We wtorek (16 grudnia) po południu 88-letnia mieszkanka olsztyńskiego osiedla Pojezierze odebrała swój telefon stacjonarny. W słuchawce odezwał się mężczyzna, który powiedział:„Babciu, potrąciłem samochodem kobietę w ciąży, muszę zapłacić kaucję, bo inaczej trafię do więzienia”.
Kobieta zapytała o to, jak ma te pieniądze przekazać, skoro jej wnuk jest za granica. W odpowiedzi usłyszała, że policja na całym świecie ze sobą współpracuje, że przyjdzie do niej jego znajomy i odbierze gotówkę.
Seniorka uwierzyła w „legendę” oszusta, zebrała wszystkie pieniądze, jakie miała w domu – w sumie niemal 47 000 zł w różnych walutach. Gotówkę umieściła w lnianym worku i przekazała mężczyźnie, który zapukał do jej drzwi.

Tak zwany „odbierak” wziął pakunek, powiedział, że nie ma czasu rozmawiać, musi się śpieszyć, bo potrącona kobieta może w każdej chwili umrzeć. Mężczyzna nie cieszył się długo z powodzenia akcji, pierwszymi osobami, które spotkał po odejściu od drzwi pokrzywdzonej byli policjanci z wydziału do Walki z Przestępczością Przeciwko Mieniu KMP w Olsztynie i kryminalni z Komendy Wojewódzkiej Policji w Olsztynie.

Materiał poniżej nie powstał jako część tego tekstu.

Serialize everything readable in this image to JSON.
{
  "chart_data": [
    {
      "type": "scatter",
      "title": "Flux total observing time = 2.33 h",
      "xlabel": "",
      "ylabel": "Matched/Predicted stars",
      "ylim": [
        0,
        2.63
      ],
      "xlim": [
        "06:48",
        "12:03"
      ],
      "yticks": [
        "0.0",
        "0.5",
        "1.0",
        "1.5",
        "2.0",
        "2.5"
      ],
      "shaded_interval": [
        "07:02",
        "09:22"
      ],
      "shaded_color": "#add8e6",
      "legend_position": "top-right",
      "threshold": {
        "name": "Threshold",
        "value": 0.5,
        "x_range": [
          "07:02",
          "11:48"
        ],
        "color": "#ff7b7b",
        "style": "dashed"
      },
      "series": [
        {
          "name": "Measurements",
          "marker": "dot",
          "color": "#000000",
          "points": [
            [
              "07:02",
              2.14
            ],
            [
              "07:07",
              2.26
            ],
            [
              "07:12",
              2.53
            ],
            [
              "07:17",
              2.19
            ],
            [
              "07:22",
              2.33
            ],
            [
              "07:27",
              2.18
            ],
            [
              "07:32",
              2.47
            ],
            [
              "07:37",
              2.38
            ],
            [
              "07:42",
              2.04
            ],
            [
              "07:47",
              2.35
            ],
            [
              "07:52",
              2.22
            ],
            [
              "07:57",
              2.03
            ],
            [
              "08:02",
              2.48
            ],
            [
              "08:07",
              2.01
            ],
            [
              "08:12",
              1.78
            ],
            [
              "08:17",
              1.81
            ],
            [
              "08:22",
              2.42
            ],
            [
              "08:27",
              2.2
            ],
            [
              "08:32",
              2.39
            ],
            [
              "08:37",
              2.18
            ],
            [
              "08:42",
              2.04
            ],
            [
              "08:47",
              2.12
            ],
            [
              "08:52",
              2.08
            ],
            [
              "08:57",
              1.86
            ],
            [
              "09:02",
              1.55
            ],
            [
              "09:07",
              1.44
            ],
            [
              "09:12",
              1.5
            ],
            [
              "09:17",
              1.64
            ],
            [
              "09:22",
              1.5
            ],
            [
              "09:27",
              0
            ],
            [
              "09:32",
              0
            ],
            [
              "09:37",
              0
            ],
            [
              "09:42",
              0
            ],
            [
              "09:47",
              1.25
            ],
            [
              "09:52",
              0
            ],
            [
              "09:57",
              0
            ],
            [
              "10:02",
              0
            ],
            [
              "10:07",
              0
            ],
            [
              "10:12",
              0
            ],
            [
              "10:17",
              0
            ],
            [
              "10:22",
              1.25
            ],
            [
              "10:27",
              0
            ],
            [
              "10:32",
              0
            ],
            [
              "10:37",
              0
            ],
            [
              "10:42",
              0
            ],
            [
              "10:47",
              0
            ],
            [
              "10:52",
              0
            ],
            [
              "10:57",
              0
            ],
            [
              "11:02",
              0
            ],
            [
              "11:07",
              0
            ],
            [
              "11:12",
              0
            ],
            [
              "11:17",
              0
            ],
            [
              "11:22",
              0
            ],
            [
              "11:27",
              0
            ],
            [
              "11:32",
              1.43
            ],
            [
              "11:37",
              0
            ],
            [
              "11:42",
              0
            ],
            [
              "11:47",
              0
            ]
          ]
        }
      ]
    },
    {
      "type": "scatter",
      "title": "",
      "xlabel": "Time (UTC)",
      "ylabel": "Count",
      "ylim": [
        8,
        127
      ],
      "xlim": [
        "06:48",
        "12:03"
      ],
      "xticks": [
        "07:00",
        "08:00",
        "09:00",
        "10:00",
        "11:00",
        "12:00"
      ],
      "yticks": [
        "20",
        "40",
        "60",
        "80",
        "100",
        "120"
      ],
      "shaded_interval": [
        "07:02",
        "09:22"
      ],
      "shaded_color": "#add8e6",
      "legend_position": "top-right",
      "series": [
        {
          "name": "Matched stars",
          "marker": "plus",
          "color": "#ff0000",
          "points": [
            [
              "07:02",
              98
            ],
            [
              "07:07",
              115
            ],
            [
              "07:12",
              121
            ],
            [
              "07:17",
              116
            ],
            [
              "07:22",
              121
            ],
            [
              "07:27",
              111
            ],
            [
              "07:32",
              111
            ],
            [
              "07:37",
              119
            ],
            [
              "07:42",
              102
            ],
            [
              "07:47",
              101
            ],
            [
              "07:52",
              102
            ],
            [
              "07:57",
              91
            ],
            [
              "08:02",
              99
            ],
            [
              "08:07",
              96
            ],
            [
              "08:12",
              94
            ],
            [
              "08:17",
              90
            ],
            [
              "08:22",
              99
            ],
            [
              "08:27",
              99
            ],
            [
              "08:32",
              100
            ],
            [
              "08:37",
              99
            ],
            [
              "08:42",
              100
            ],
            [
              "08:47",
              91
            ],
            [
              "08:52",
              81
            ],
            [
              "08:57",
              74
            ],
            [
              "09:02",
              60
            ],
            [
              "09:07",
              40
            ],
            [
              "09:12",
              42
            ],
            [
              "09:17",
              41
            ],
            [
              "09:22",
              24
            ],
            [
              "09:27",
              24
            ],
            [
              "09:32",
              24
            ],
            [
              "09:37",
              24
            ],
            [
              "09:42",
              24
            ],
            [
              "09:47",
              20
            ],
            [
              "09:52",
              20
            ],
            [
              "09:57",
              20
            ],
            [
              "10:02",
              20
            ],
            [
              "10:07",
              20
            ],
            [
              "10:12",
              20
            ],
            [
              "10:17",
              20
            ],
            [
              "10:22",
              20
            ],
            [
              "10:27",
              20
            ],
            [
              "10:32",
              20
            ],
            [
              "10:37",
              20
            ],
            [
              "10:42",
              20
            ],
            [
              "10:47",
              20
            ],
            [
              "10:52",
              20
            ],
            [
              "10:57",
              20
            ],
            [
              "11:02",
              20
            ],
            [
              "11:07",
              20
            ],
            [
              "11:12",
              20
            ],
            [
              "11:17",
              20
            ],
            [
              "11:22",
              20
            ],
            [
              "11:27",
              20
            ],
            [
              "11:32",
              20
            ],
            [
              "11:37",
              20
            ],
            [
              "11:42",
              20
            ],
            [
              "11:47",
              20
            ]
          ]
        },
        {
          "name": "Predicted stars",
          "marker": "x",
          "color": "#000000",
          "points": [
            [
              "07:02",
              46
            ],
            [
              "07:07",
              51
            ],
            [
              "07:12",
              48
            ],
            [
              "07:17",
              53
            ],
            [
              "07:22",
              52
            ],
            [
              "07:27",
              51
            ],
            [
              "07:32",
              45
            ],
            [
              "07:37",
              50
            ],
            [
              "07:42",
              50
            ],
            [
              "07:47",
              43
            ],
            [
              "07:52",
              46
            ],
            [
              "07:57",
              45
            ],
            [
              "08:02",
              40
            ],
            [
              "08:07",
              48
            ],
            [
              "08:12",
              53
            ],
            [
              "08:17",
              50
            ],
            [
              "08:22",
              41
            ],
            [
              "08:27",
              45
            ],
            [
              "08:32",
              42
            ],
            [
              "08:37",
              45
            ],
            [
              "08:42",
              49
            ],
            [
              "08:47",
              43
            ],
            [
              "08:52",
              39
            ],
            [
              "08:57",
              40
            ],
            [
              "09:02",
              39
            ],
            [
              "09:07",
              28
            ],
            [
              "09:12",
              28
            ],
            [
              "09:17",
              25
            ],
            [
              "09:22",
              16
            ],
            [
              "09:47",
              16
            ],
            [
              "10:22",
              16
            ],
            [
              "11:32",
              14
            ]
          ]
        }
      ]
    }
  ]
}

Zatrzymany to 19-letni mieszkaniec powiatu legionowskiego. Usłyszał już zarzut udziału w oszustwie przy wykorzystaniu metody „na wnuczka”. Został objęty policyjnym dozorem, grozi mu kara do 8 lat pozbawienia wolności. Śledczy zaznaczają, że sprawa ma charakter rozwojowy.